Satrio Arismunandar: Peran Perempuan dalam Proses Perdamaian Aceh Sering Diabaikan
- Penulis : Bramantio Bayuajie
- Kamis, 28 November 2024 07:45 WIB
LIFESTYLEABC.COM - Satrio Arismunandar, Sekjen SATUPENA memberikan penjelasan tentang pentingnya peran positif perempuan untuk mewujudkan perdamaian pada masa konflik bersenjata di Aceh.
Pendapat ini diungkapkan Satrio Arismunandar saat menanggapi diskusi SATUPENA dengan tema pahlawan perempuan Aceh dari masa ke masa yang diadakan pada hari Kamis, 28 November 2024
Diskusi SATUPENA tentang perdamaian Aceh yang dikomentari Satrio Arismunandar itu akan mengundang Suraiya Kamaruzzaman, aktivis perempuan dan Co-Founder Flower Aceh sebagai narasumber. Diskusi itu akan dipandu oleh Mila Muzakkar dan Amelia Fitriani.
Baca Juga: Satrio Arismunandar: Masa Depan Artificial Intelligence di Indonesia Cerah Meskipun ada Tantangan
Satrio mengungkapkan, tahun 2005 menandai berakhirnya konflik bersenjata selama lebih dari 30 tahun di Aceh. Ada penandatanganan Memorandum of Understanding (MoU) yang mengakhiri konflik berkelanjutan antara pemerintah Indonesia dan Gerakan Aceh Merdeka (GAM).
“Meskipun perempuan tidak secara resmi terlibat dalam negosiasi MoU, mereka telah berperan penting dalam memastikan perdamaian yang berkelanjutan melalui upaya-upaya mereka di masyarakat,” tutur Satrio.

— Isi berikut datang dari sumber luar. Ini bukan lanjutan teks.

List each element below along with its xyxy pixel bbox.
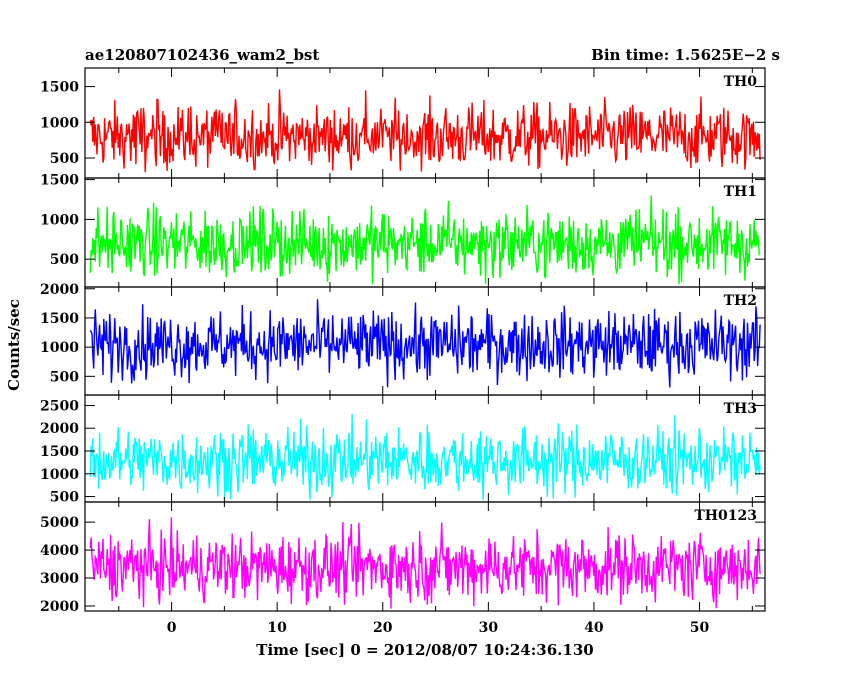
y-tick-label: 1000 [40, 340, 79, 356]
y-tick-label: 2000 [40, 421, 79, 437]
series-line-th0 [89, 89, 761, 173]
y-tick-label: 1500 [40, 311, 79, 327]
series-line-th3 [89, 413, 761, 500]
y-tick-label: 5000 [40, 515, 79, 531]
panel-label-th3: TH3 [724, 401, 757, 417]
chart-title-left: ae120807102436_wam2_bst [85, 46, 319, 64]
panel-label-th0: TH0 [724, 74, 758, 90]
y-tick-label: 1000 [40, 212, 79, 228]
y-tick-label: 1000 [40, 467, 79, 483]
series-line-th1 [89, 195, 761, 285]
y-tick-label: 500 [50, 490, 79, 506]
chart-title-right: Bin time: 1.5625E−2 s [591, 46, 780, 64]
x-tick-label: 0 [167, 620, 177, 636]
panel-label-th1: TH1 [724, 184, 757, 200]
y-tick-label: 3000 [40, 571, 79, 587]
x-tick-label: 10 [267, 620, 287, 636]
y-tick-label: 1000 [40, 115, 79, 131]
panel-label-th0123: TH0123 [694, 508, 757, 524]
panel-label-th2: TH2 [724, 293, 757, 309]
x-tick-label: 40 [584, 620, 604, 636]
x-tick-label: 30 [479, 620, 499, 636]
x-axis-label: Time [sec] 0 = 2012/08/07 10:24:36.130 [256, 641, 593, 659]
y-tick-label: 4000 [40, 543, 79, 559]
y-tick-label: 1500 [40, 173, 79, 189]
y-tick-label: 2500 [40, 398, 79, 414]
y-tick-label: 1500 [40, 444, 79, 460]
y-tick-label: 500 [50, 369, 79, 385]
y-tick-label: 2000 [40, 599, 79, 615]
series-line-th2 [89, 299, 761, 388]
y-tick-label: 500 [50, 252, 79, 268]
x-tick-label: 20 [373, 620, 393, 636]
y-tick-label: 1500 [40, 80, 79, 96]
y-tick-label: 2000 [40, 282, 79, 298]
panel-frame-th0123 [84, 501, 766, 612]
x-tick-label: 50 [690, 620, 710, 636]
series-line-th0123 [89, 517, 761, 609]
y-axis-label: Counts/sec [5, 299, 23, 391]
y-tick-label: 500 [50, 151, 79, 167]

Namun, kata Satrio, perhatian yang diberikan pada peran perempuan dalam mencari solusi konflik di Aceh, upaya bertahan hidup mereka, atau keterlibatan mereka dalam pembangunan dan pembangunan perdamaian sangat minim.
“Bisa dipahami jika pada tahun 2000, Kongres Perempuan Seluruh Aceh yang pertama menyerukan partisipasi perempuan yang lebih besar dalam pengambilan keputusan politik,” ujar Satrio.
Satrio menyebut Suraiya Kamaruzzaman sebagai salah satu aktivis hak asasi manusia dan tokoh perempuan Aceh, yang berperan penting dalam proses perdamaian di wilayah tersebut. Suraiya berperan dalam advokasi dan pemberdayaan perempuan.
Satrio menjelaskan, Suraiya adalah co-founder Flower Aceh, sebuah organisasi non-profit yang berfokus pada pemberdayaan dan perlindungan hak-hak perempuan di Aceh, terutama selama dan setelah konflik. Ia juga aktif dalam advokasi hak-hak ekonomi dan reproduksi perempuan.
Pada tahun 2000, Suraiya menjadi Ketua Komite Penyelenggara Kongres Perempuan Aceh (Duek Pakat Inong Aceh), di mana ia terlibat dalam merancang rencana dan memperjuangkan hak-hak perempuan dan anak-anak.
Baca Juga: Satrio Arismunandar: Bagi Jurnalis, AI Hasilkan Informasi dengan Cepat Tapi Tak Selalu Akurat
“Suraiya telah menerima penghargaan perdamaian dari UNDP N-Peace Award pada 2012 atas upaya dan dedikasinya dalam peningkatan kapasitas dan advokasi pemenuhan hak perempuan di Aceh,” kata Satrio.